Entertainment Magazine

Mass

Posted on the 28 January 2022 by Sirmac2 @macthemovieguy

Starring: Martha Plimpton, Jason Issacs, Ann Dowd, and Reed Birney

Directed By Fran Kranz

Where I Watched it: Apple (VOD)

English Audio Description Available?: At least, not on this platform.

The Plot: So, I’m not going to tell you what this movie is about. It was something I hadn’t heard of, then Oscar season rolled around, a lot of critics I respect started talking about Mass, and basically all of them decided it’s best to discover this film yourself, and I agree. If you enter with your mind already headed in a direction, it can change the film and its impact. I will say that this is extremely minimalist and is highly conversational, featuring four people inn a room together… talking. And it’s a drama.

What Works: Fran Kranz wrote this? Wow. The direction is somewhat simplistic, and I’ll get more into that later, but what a screenplay. Oddly, it never feels scripted, and sits just like a real conversation between four people given the circumstances. Of course, that’s a testament to just how incredible these four actors are in each of their roles. Picking one is like a Sophie’s Choice, a rather impossible task that I know Bleeker Street is avoiding by submitting all four main characters in supporting. Of course, last year, Lakeith Stanfield was submitted as lead for Judas and the Black Messiah, and ended up getting nominated in supporting, meaning that neither “Judas” or “The Black Messiah” are leads in a film called Judas and the Black Messiah. So I suppose there is a precedent here for Mass.

However, if I’m being honest, this is the film the Oscars won’t nominate because their voting body sucks. I’m just going to say it now. Mass will be left out. Shut out. And to be quite honest, it’s fucking infuriating to even think about. Actors like Jason Issacs and Ann Dowd have toiled tirelessly in supporting roles in other Oscar nominated fare being left out. It’s time to recognize them and this is the film to do it. I remember when Dowd was getting so much love for Compliance, and then it didn’t happen for her. I just don’t trust the Academy.

So I dare the Oscar voters to prove me wrong and nominate this challenging, demanding, meditative, character study of a film that thrives in awkward silence almost being a fifth character in the film. Truly, these four actors never felt like they were actually acting. It was a conversation that felt entirely realistic, and often that’s hard to pull off, especially for a film with a runtime of close to two hours. I was captivated by their every choice, every decision, every line delivery. The screenplay is a tough one, but one that any actor worth a damn would want to dive headfirst into.

While I cannot say that Mass as a film is perfect, the performances here are. The dialog given to them is awards worthy writing, and ultimately I think somehow this film makes us all better people for having seen it. It does not heavy handedly push you around with some ulterior motive, it just wants you to accept these characters for who they are, and just sit in the moment with them.
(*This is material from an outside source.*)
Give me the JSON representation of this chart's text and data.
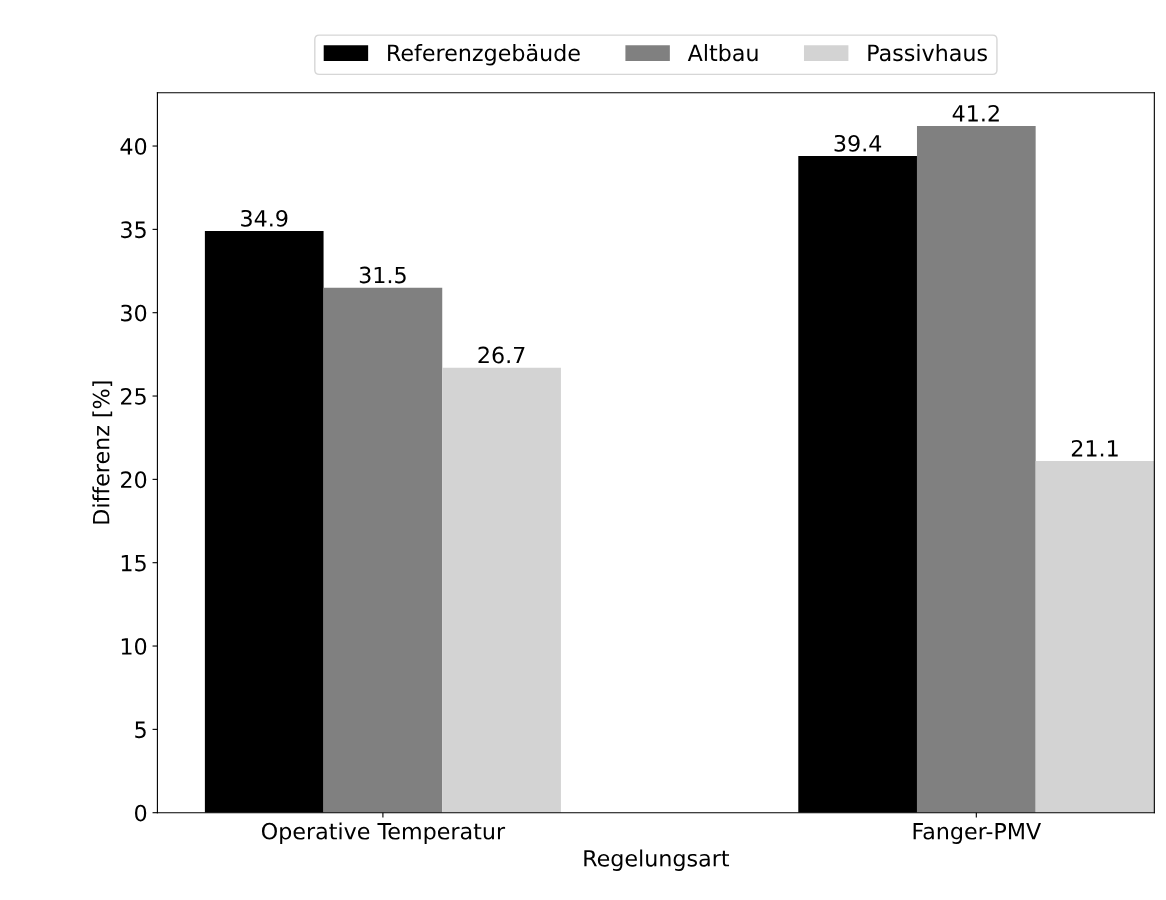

It might be the most important film I saw from 2021, and I’m dam glad I paid 6 bucks to rent this, even though it has no audio description.

What Doesn’t Work: So, Kranz knew that at the core of this film, it’s essentially four people in a room. And in an effort to make his fil more interesting, he expands on that rather unnecessarily. There are only eight credited actors on IMDB, and the other four really offer next to nothing. There’s like a leader into the film, and a lead out. I would say that the majority of the leader ends up feeling like filler. However, the ending starts to feel that way, then Kranz drops one last tidbit that makes it necessary and relevant.

My advice to Kranz would have been not to be afraid of how minimalist his film actually is, as the power resides in that one room, and with his four leads, and his misguided desire to somehow make this more accessible for wider audiences with short attention spans, or make it feel more grand and cinematic just were mostly unnecessary. This film easily could have been 5-10 minutes shorter by cutting a lot of the lead in out, and trusting that the meat of your film was intact, and enough.

The Blind Perspective: After hearing so many positive things, I had to see this even knowing that they chose not to offer audio description. I’m not sorry I did. While I believe that every fil should have AD, this movie would have needed to parse the AD back because there are moments where you are supposed to sit in the silence in the conversation. Usually, that’s where we fill in with the description, though in many cases it could have taken the audience out of what was happening. Yes, there needed to be AD, but very specific AD, and not overdone.

Final Thoughts: I’m really glad I saw this, and I know when Oscar nominations come, I’ll be breaking my television after never hearing the word “Mass”. If you’re an Oscar voter, and you have a ballot, and you can vote for any one of these actors, and you choose to leave all four off your ballot, let me just preemptively say… fuck you. I know the Oscars are going to snub the shit out of this film, and some other less deserving performances will sneak in. Watch Mass.

For the record. I figured out what this movie was about before I watched it. I never saw a trailer, and I got a very log line type of description for this film, and I still figured it out. Kranz tries to be sneaky, but I guessed correctly.

Final Grade: A- (Only because this film needs editing, and to trust that those four actors are enough).